Hansi Lang

Hansi Lang war ein österreichischer Sänger und Schauspieler. Hansi Lang wurde am 13. Jänner 1955 im Wiener Bezirk Hernals als Kind eines US-amerikanischen Besatzungsoffiziers (Albert Hicks) und einer böhmischen Mutter (Emilie Lang) geboren. Ab 1958 lebte Lang in der US-Army-Basis in Le Orme in Frankreich, ehe seine Familie 1961 – zum Beginn seiner Schulzeit – nach Wien zurückzog.
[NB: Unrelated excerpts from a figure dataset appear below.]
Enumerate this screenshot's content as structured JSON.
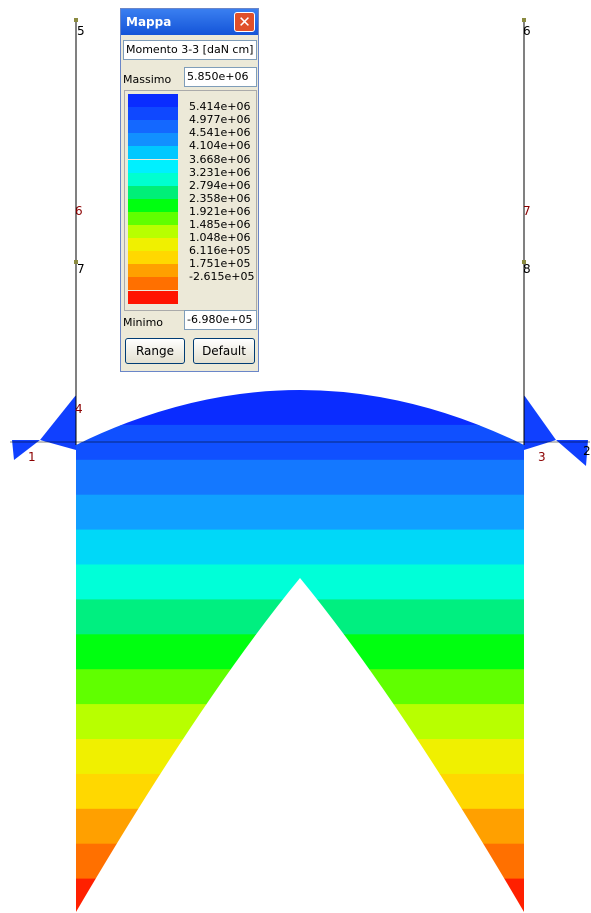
{
  "window": {
    "title": "Mappa",
    "quantity": "Momento 3-3 [daN cm]",
    "max_label": "Massimo",
    "max_value": "5.850e+06",
    "scale": [
      "5.414e+06",
      "4.977e+06",
      "4.541e+06",
      "4.104e+06",
      "3.668e+06",
      "3.231e+06",
      "2.794e+06",
      "2.358e+06",
      "1.921e+06",
      "1.485e+06",
      "1.048e+06",
      "6.116e+05",
      "1.751e+05",
      "-2.615e+05"
    ],
    "min_label": "Minimo",
    "min_value": "-6.980e+05",
    "buttons": [
      "Range",
      "Default"
    ]
  },
  "nodes": [
    "5",
    "6",
    "6",
    "7",
    "7",
    "8",
    "4",
    "1",
    "3",
    "2"
  ]
}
Mit 13 Jahren war Lang bereits Schlagzeuger einer Amateurband. Er lernte 1975 Ludwig „Wickerl“ Adam kennen und wurde (neben Musikern wie Hans Hölzel alias Falco, Günter Mokesch oder Andy Baum) Mitglied der Hallucination Company und spielte in dieser Gruppe vorerst bis 1979. In dieser Zeit eignete er sich auch das Bass-Spiel an. Bald darauf wurde er auch als Solokünstler überregional bekannt. 2000 trat Hansi Lang in der autobiografischen Rolle als „Citizen Kain“ im Musical „Falco Cyber Show“ (Regie: Paulus Manker) im Wiener Ronacher auf. In dieser Zeit trat er auch als Sänger (seiner alt…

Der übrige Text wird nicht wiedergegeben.